Most Undeservedly Overlooked Person in the Database Competition: Scrot


Posted: Dec. 15, 2014, 2:14 p.m. by Edward Roberts

by Edward Roberts

My choice for this competition is a certain ScrotHe first appears as a witness of a charter in 772 (Freising no. 50), but really comes into his own in 776 (Freising no. 72), at which point he unfortunately dies. Scrot, apparently ill, made a grant of property to the church of Freising on his deathbed, and his grieving father Toto enacted and confirmed the donation in this charter. Toto stressed his fondness for Scrot by asserting that he had loved him ‘as if he were my only son’ (quasi unicum). But Scrot did in fact have numerous brothers; in fact they all consented to this gift. One wonders what the brothers made of their father’s declaration that Scrot seemed to be the only one of them worthy of paternal affection. Indeed, one brother, Wago, also gave property to Freising on the same day – though, tellingly, not in memory of Scrot, but for his own salvation.
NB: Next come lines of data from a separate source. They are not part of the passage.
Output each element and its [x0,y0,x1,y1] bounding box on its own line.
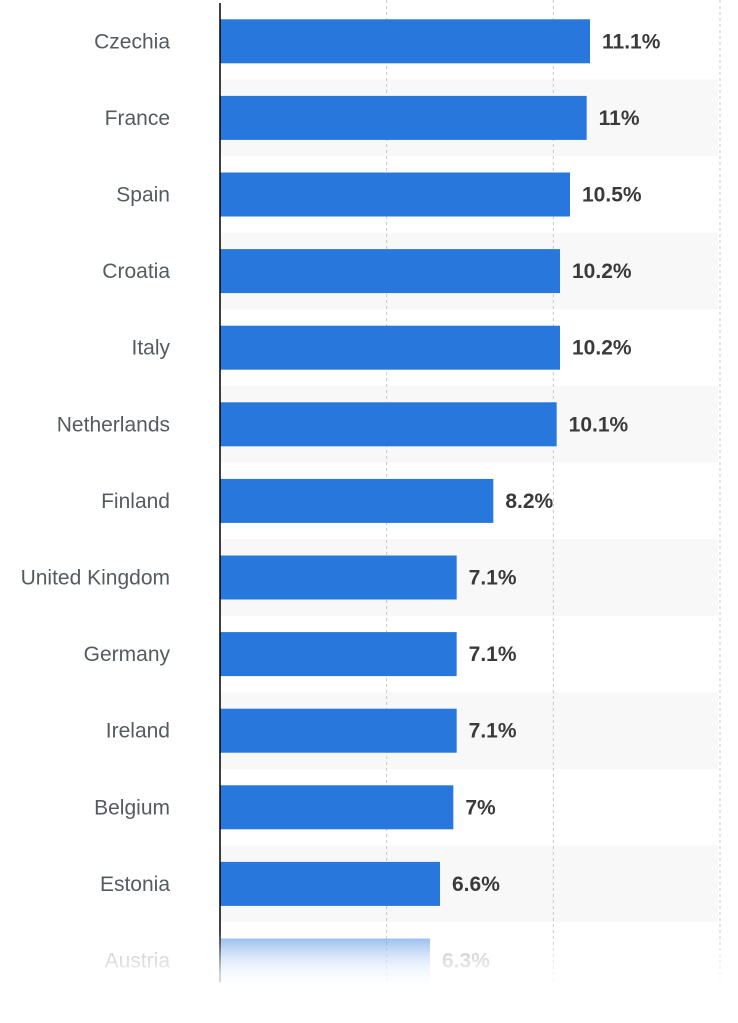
category-label: Germany [84,643,171,666]
value-labels: 11.1% 11% 10.5% 10.2% 10.2% 10.1% 8.2% 7.1% 7.1%… [442,30,661,972]
category-labels: Czechia France Spain Croatia Italy Netherland… [21,30,171,972]
value-label: 7% [465,796,496,819]
value-label: 10.5% [582,184,642,207]
category-label: Belgium [94,796,170,819]
value-label: 6.6% [452,873,500,896]
category-label: Netherlands [57,413,170,436]
bar-italy [220,325,560,370]
category-label: France [105,107,170,130]
bar-germany [220,632,457,677]
bar-spain [220,172,570,217]
value-label: 11% [599,107,640,130]
bar-france [220,95,587,140]
value-label: 10.2% [572,337,632,360]
bar-ireland [220,708,457,753]
category-label: United Kingdom [21,567,170,590]
value-label: 7.1% [469,567,517,590]
value-label: 8.2% [505,490,553,513]
category-label: Spain [116,184,170,207]
value-label: 6.3% [442,950,490,973]
value-label: 10.2% [572,260,632,283]
bar-austria [220,938,430,983]
category-label: Finland [101,490,170,513]
bars [220,19,590,983]
bar-estonia [220,861,440,906]
bar-united-kingdom [220,555,457,600]
value-label: 7.1% [469,720,517,743]
bar-czechia [220,19,590,64]
category-label: Czechia [94,30,170,53]
category-label: Italy [131,337,170,360]
value-label: 10.1% [569,413,629,436]
category-label: Austria [105,950,171,973]
category-label: Ireland [106,720,170,743]
value-label: 7.1% [469,643,517,666]
category-label: Estonia [100,873,170,896]
bar-belgium [220,785,454,830]
category-label: Croatia [102,260,170,283]
bar-finland [220,478,494,523]
bar-netherlands [220,402,557,447]
value-label: 11.1% [602,30,661,53]
bar-croatia [220,249,560,294]
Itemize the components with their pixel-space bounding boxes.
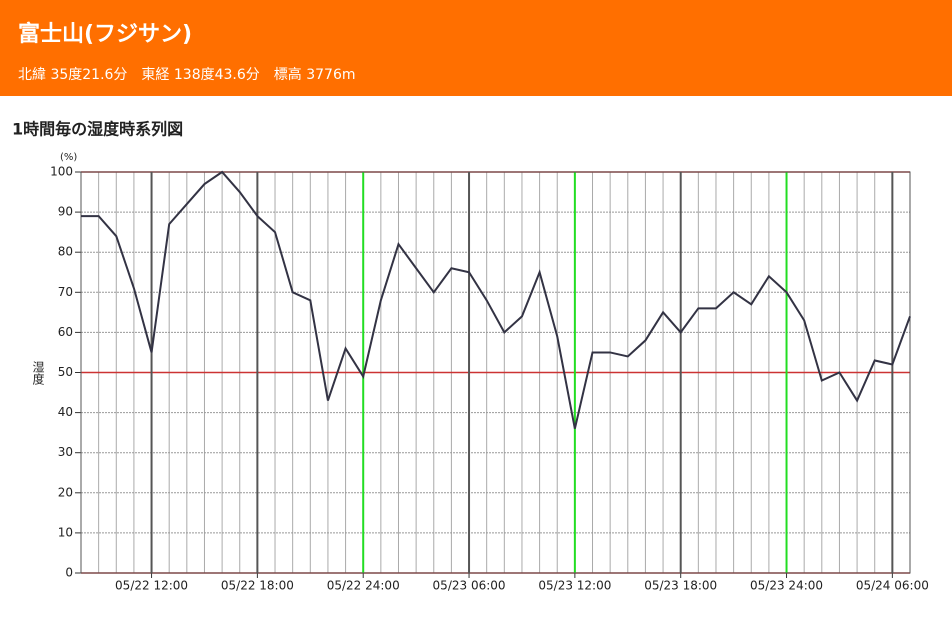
y-tick-label: 30 (58, 445, 73, 459)
y-tick-label: 60 (58, 325, 73, 339)
y-tick-label: 80 (58, 245, 73, 259)
x-tick-label: 05/23 24:00 (750, 579, 823, 593)
y-tick-label: 0 (65, 566, 73, 580)
y-tick-label: 20 (58, 485, 73, 499)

A year later, Scrot makes a slightly unexpected return in the Freising cartulary (in no. 86), in a charter which reveals that the various arrangements made by Toto, his other sons, and the bishop of Freising had completely fallen apart. In fact, things were so bad that Tassilo III, duke of the Bavarians had to step in and sort them all out. Another one of the brothers had taken for himself some of the land which had been promised by Toto to Freising for Scrot’s soul. Toto, for his own part, seems to have reneged on his promise for Scrot because his wife apparently had also died, and Toto remarried. Presumably the brothers were unhappy at the prospect of further heirs to share in the family’s fortune. So, in order to prevent things from getting out of hand, Tassilo, his ‘senate’ (senatus), the bishop of Salzburg and a few judges all turned up in Freising to finally put an end to the family’s quarrelling. Tassilo ordered the original grant for Scrot be maintained with some minor adjustments and demanded that everyone stop fighting and play nicely.

So, my nomination for ‘most undeservedly overlooked person’ is Scrot, not only because he has a wonderfully unfortunate name by our standards, but also because his posthumous career gives us an intriguing (yet rather tragic) glimpse of Bavarian family politics in the decade before the Carolingian conquest.